Cerebras-GPT is Not Following the Chinchilla Scaling Law

Author: Kyo Takano

Date: 2023-03-29

I discuss the following points in this article.

Despite the effect of compute budget on the optimal ratio between the number of tokens and the number of parameters, Cerebras-GPT assumed a linear correlation between them.
That explains why Cerebras-GPT models are undertrained, compared to other models like Pythia.

1. Power law between compute budget and the ratio

Hoffmann et al. (2022) formulated the cross-entropy loss of a trained large language model as

$$ L=E+\frac{A}{N^{\alpha}}+\frac{B}{D^{\beta}} $$

where $D$ represents the total number of model parameters; $N$, the number of training tokens; $E$, the estimated entropy of data intrinsic to the language data (i.e., the floor of training loss). The parameters $A$, $B$, $\alpha$, and $\beta$ are fitted to observed data points.

Suppose we have a fixed FLOPs compute budget $C\approx6ND$. We can substitute the predicted parameters with $G=({\alpha A}/{\beta B})^{\frac{1}{\alpha+\beta}}$. Using these parameters, we can estimate optimal $N$ and $D$ respectively as $N\approx G\times(C/6)^{\beta/(\alpha+\beta)}$ and $D\approx G^{-1}\times(C/6)^{\alpha/(\alpha+\beta)}$.

Therefore, the optimal ratio of tokens per parameter $D/N$ is:

$$ \frac{D}{N} = G^{-2}\times(C/6)^{\frac{\alpha-\beta}{\alpha+\beta}} = {({\alpha A}/{\beta B})^{\frac{1}{\alpha+\beta}}}^{-2}\times(C/6)^{\frac{\alpha-\beta}{\alpha+\beta}} $$

Cerebras says “20 tokens per parameter” is compute-optimal, implying that the ratio is indifferent to compute budget $C$. However, the equation shows that the ratio varies exponentially by the factor of $C^\frac{\alpha-\beta}{\alpha+\beta}$. When $\alpha>\beta$ (Hoffmann, et al., 2022), it increases as you get more compute budget.

2. Why Cerebras-GPTs are undertrained

Figure 2. Cerebras-GPT vs. Pythia. Lower curves show greater compute efficiency for a given loss level (Cerebras, 2023)

As this Figure 2 shows, Cerebras-GPT requires significantly more parameters to reach the same performance as Pythia and other models. This is probably because the largest Chinchilla model, which Cerebras referenced, was actually undertrained and not perfectly compute-optimal.
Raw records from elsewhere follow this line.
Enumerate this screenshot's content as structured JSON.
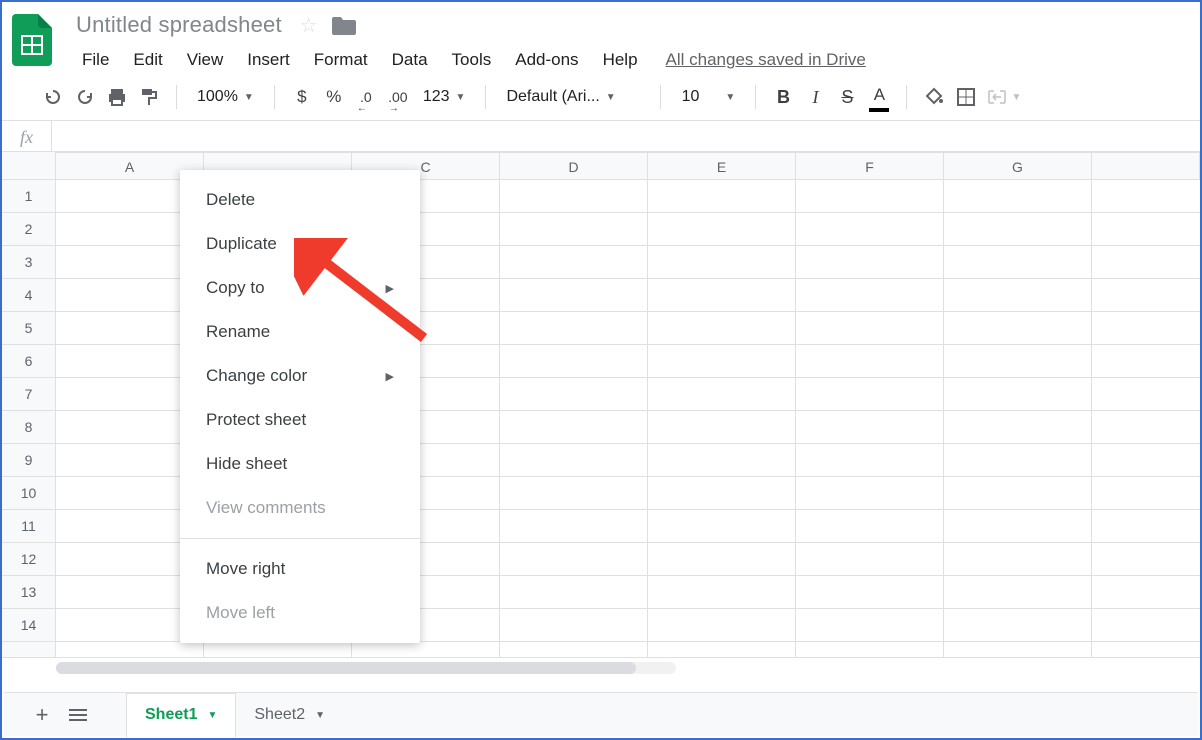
{
  "header": {
    "title": "Untitled spreadsheet",
    "save_status": "All changes saved in Drive"
  },
  "menu": {
    "items": [
      "File",
      "Edit",
      "View",
      "Insert",
      "Format",
      "Data",
      "Tools",
      "Add-ons",
      "Help"
    ]
  },
  "toolbar": {
    "zoom": "100%",
    "currency": "$",
    "percent": "%",
    "dec_less": ".0",
    "dec_more": ".00",
    "num_format": "123",
    "font": "Default (Ari...",
    "font_size": "10",
    "bold": "B",
    "italic": "I",
    "strike": "S",
    "text_color": "A"
  },
  "fx_label": "fx",
  "columns": [
    "A",
    "",
    "C",
    "D",
    "E",
    "F",
    "G"
  ],
  "rows": [
    "1",
    "2",
    "3",
    "4",
    "5",
    "6",
    "7",
    "8",
    "9",
    "10",
    "11",
    "12",
    "13",
    "14"
  ],
  "tabs": {
    "add_icon": "+",
    "all_icon": "≡",
    "sheet1": "Sheet1",
    "sheet2": "Sheet2"
  },
  "context_menu": {
    "delete": "Delete",
    "duplicate": "Duplicate",
    "copy_to": "Copy to",
    "rename": "Rename",
    "change_color": "Change color",
    "protect": "Protect sheet",
    "hide": "Hide sheet",
    "view_comments": "View comments",
    "move_right": "Move right",
    "move_left": "Move left"
  }
}
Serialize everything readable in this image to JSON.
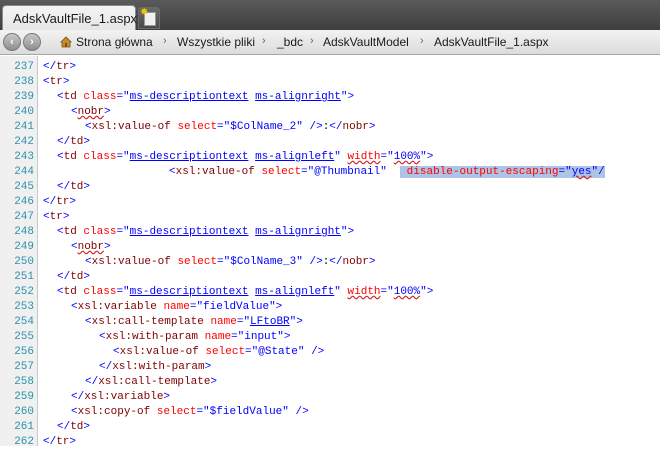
{
  "tab": {
    "active_label": "AdskVaultFile_1.aspx*"
  },
  "breadcrumb": [
    "Strona główna",
    "Wszystkie pliki",
    "_bdc",
    "AdskVaultModel",
    "AdskVaultFile_1.aspx"
  ],
  "code_lines": [
    {
      "n": "237",
      "indent": 0,
      "parts": [
        [
          "br",
          "</"
        ],
        [
          "tag",
          "tr"
        ],
        [
          "br",
          ">"
        ]
      ]
    },
    {
      "n": "238",
      "indent": 0,
      "parts": [
        [
          "br",
          "<"
        ],
        [
          "tag",
          "tr"
        ],
        [
          "br",
          ">"
        ]
      ]
    },
    {
      "n": "239",
      "indent": 1,
      "parts": [
        [
          "br",
          "<"
        ],
        [
          "tag",
          "td"
        ],
        [
          "txt",
          " "
        ],
        [
          "attr",
          "class"
        ],
        [
          "br",
          "=\""
        ],
        [
          "val ul",
          "ms-descriptiontext"
        ],
        [
          "val",
          " "
        ],
        [
          "val ul",
          "ms-alignright"
        ],
        [
          "br",
          "\">"
        ]
      ]
    },
    {
      "n": "240",
      "indent": 2,
      "parts": [
        [
          "br",
          "<"
        ],
        [
          "tag sq",
          "nobr"
        ],
        [
          "br",
          ">"
        ]
      ]
    },
    {
      "n": "241",
      "indent": 3,
      "parts": [
        [
          "br",
          "<"
        ],
        [
          "tag",
          "xsl:value-of"
        ],
        [
          "txt",
          " "
        ],
        [
          "attr",
          "select"
        ],
        [
          "br",
          "=\""
        ],
        [
          "val",
          "$ColName_2"
        ],
        [
          "br",
          "\""
        ],
        [
          "txt",
          " "
        ],
        [
          "br",
          "/>"
        ],
        [
          "txt",
          ":"
        ],
        [
          "br",
          "</"
        ],
        [
          "tag",
          "nobr"
        ],
        [
          "br",
          ">"
        ]
      ]
    },
    {
      "n": "242",
      "indent": 1,
      "parts": [
        [
          "br",
          "</"
        ],
        [
          "tag",
          "td"
        ],
        [
          "br",
          ">"
        ]
      ]
    },
    {
      "n": "243",
      "indent": 1,
      "parts": [
        [
          "br",
          "<"
        ],
        [
          "tag",
          "td"
        ],
        [
          "txt",
          " "
        ],
        [
          "attr",
          "class"
        ],
        [
          "br",
          "=\""
        ],
        [
          "val ul",
          "ms-descriptiontext"
        ],
        [
          "val",
          " "
        ],
        [
          "val ul",
          "ms-alignleft"
        ],
        [
          "br",
          "\""
        ],
        [
          "txt",
          " "
        ],
        [
          "attr sq",
          "width"
        ],
        [
          "br",
          "=\""
        ],
        [
          "val sq",
          "100%"
        ],
        [
          "br",
          "\">"
        ]
      ]
    },
    {
      "n": "244",
      "indent": 9,
      "parts": [
        [
          "br",
          "<"
        ],
        [
          "tag",
          "xsl:value-of"
        ],
        [
          "txt",
          " "
        ],
        [
          "attr",
          "select"
        ],
        [
          "br",
          "=\""
        ],
        [
          "val",
          "@Thumbnail"
        ],
        [
          "br",
          "\""
        ],
        [
          "txt",
          "  "
        ],
        [
          "attr sel",
          " disable-output-escaping"
        ],
        [
          "br sel",
          "=\""
        ],
        [
          "val sel sq",
          "yes"
        ],
        [
          "br sel",
          "\"/"
        ]
      ]
    },
    {
      "n": "245",
      "indent": 1,
      "parts": [
        [
          "br",
          "</"
        ],
        [
          "tag",
          "td"
        ],
        [
          "br",
          ">"
        ]
      ]
    },
    {
      "n": "246",
      "indent": 0,
      "parts": [
        [
          "br",
          "</"
        ],
        [
          "tag",
          "tr"
        ],
        [
          "br",
          ">"
        ]
      ]
    },
    {
      "n": "247",
      "indent": 0,
      "parts": [
        [
          "br",
          "<"
        ],
        [
          "tag",
          "tr"
        ],
        [
          "br",
          ">"
        ]
      ]
    },
    {
      "n": "248",
      "indent": 1,
      "parts": [
        [
          "br",
          "<"
        ],
        [
          "tag",
          "td"
        ],
        [
          "txt",
          " "
        ],
        [
          "attr",
          "class"
        ],
        [
          "br",
          "=\""
        ],
        [
          "val ul",
          "ms-descriptiontext"
        ],
        [
          "val",
          " "
        ],
        [
          "val ul",
          "ms-alignright"
        ],
        [
          "br",
          "\">"
        ]
      ]
    },
    {
      "n": "249",
      "indent": 2,
      "parts": [
        [
          "br",
          "<"
        ],
        [
          "tag sq",
          "nobr"
        ],
        [
          "br",
          ">"
        ]
      ]
    },
    {
      "n": "250",
      "indent": 3,
      "parts": [
        [
          "br",
          "<"
        ],
        [
          "tag",
          "xsl:value-of"
        ],
        [
          "txt",
          " "
        ],
        [
          "attr",
          "select"
        ],
        [
          "br",
          "=\""
        ],
        [
          "val",
          "$ColName_3"
        ],
        [
          "br",
          "\""
        ],
        [
          "txt",
          " "
        ],
        [
          "br",
          "/>"
        ],
        [
          "txt",
          ":"
        ],
        [
          "br",
          "</"
        ],
        [
          "tag",
          "nobr"
        ],
        [
          "br",
          ">"
        ]
      ]
    },
    {
      "n": "251",
      "indent": 1,
      "parts": [
        [
          "br",
          "</"
        ],
        [
          "tag",
          "td"
        ],
        [
          "br",
          ">"
        ]
      ]
    },
    {
      "n": "252",
      "indent": 1,
      "parts": [
        [
          "br",
          "<"
        ],
        [
          "tag",
          "td"
        ],
        [
          "txt",
          " "
        ],
        [
          "attr",
          "class"
        ],
        [
          "br",
          "=\""
        ],
        [
          "val ul",
          "ms-descriptiontext"
        ],
        [
          "val",
          " "
        ],
        [
          "val ul",
          "ms-alignleft"
        ],
        [
          "br",
          "\""
        ],
        [
          "txt",
          " "
        ],
        [
          "attr sq",
          "width"
        ],
        [
          "br",
          "=\""
        ],
        [
          "val sq",
          "100%"
        ],
        [
          "br",
          "\">"
        ]
      ]
    },
    {
      "n": "253",
      "indent": 2,
      "parts": [
        [
          "br",
          "<"
        ],
        [
          "tag",
          "xsl:variable"
        ],
        [
          "txt",
          " "
        ],
        [
          "attr",
          "name"
        ],
        [
          "br",
          "=\""
        ],
        [
          "val",
          "fieldValue"
        ],
        [
          "br",
          "\">"
        ]
      ]
    },
    {
      "n": "254",
      "indent": 3,
      "parts": [
        [
          "br",
          "<"
        ],
        [
          "tag",
          "xsl:call-template"
        ],
        [
          "txt",
          " "
        ],
        [
          "attr",
          "name"
        ],
        [
          "br",
          "=\""
        ],
        [
          "val ul",
          "LFtoBR"
        ],
        [
          "br",
          "\">"
        ]
      ]
    },
    {
      "n": "255",
      "indent": 4,
      "parts": [
        [
          "br",
          "<"
        ],
        [
          "tag",
          "xsl:with-param"
        ],
        [
          "txt",
          " "
        ],
        [
          "attr",
          "name"
        ],
        [
          "br",
          "=\""
        ],
        [
          "val",
          "input"
        ],
        [
          "br",
          "\">"
        ]
      ]
    },
    {
      "n": "256",
      "indent": 5,
      "parts": [
        [
          "br",
          "<"
        ],
        [
          "tag",
          "xsl:value-of"
        ],
        [
          "txt",
          " "
        ],
        [
          "attr",
          "select"
        ],
        [
          "br",
          "=\""
        ],
        [
          "val",
          "@State"
        ],
        [
          "br",
          "\""
        ],
        [
          "txt",
          " "
        ],
        [
          "br",
          "/>"
        ]
      ]
    },
    {
      "n": "257",
      "indent": 4,
      "parts": [
        [
          "br",
          "</"
        ],
        [
          "tag",
          "xsl:with-param"
        ],
        [
          "br",
          ">"
        ]
      ]
    },
    {
      "n": "258",
      "indent": 3,
      "parts": [
        [
          "br",
          "</"
        ],
        [
          "tag",
          "xsl:call-template"
        ],
        [
          "br",
          ">"
        ]
      ]
    },
    {
      "n": "259",
      "indent": 2,
      "parts": [
        [
          "br",
          "</"
        ],
        [
          "tag",
          "xsl:variable"
        ],
        [
          "br",
          ">"
        ]
      ]
    },
    {
      "n": "260",
      "indent": 2,
      "parts": [
        [
          "br",
          "<"
        ],
        [
          "tag",
          "xsl:copy-of"
        ],
        [
          "txt",
          " "
        ],
        [
          "attr",
          "select"
        ],
        [
          "br",
          "=\""
        ],
        [
          "val",
          "$fieldValue"
        ],
        [
          "br",
          "\""
        ],
        [
          "txt",
          " "
        ],
        [
          "br",
          "/>"
        ]
      ]
    },
    {
      "n": "261",
      "indent": 1,
      "parts": [
        [
          "br",
          "</"
        ],
        [
          "tag",
          "td"
        ],
        [
          "br",
          ">"
        ]
      ]
    },
    {
      "n": "262",
      "indent": 0,
      "parts": [
        [
          "br",
          "</"
        ],
        [
          "tag",
          "tr"
        ],
        [
          "br",
          ">"
        ]
      ]
    }
  ]
}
Hoffmann et al. (2022) estimated the values of the optimal parameters $\alpha, \beta, A,$ and $B$ as 0.34, 0.28, 406.4, and 410.7. However, if you follow these values to get the ratio $D/N$, you get 92, which contradicts with the actual value $1.4T/67B=20$. This gap is most plausibly due to the following factors:

Hoffmann et al. (2022) had a small number of candidate architectures (arbitrarily parameterized by embed_dim, num_heads, num_layers, etc.), and chose the one whose $N$ is larger than and closest to $N_{opt}$. This suggests that Chinchilla might be actually undertrained
As they reported $\alpha$ and $\beta$ only down to the second decimal points despite the formulae’s sensitivity to these, the precise estimate might actually be smaller than 92 (e.g, if $\alpha=0.33$ and $\beta=0.29$, $D/N\approx24$).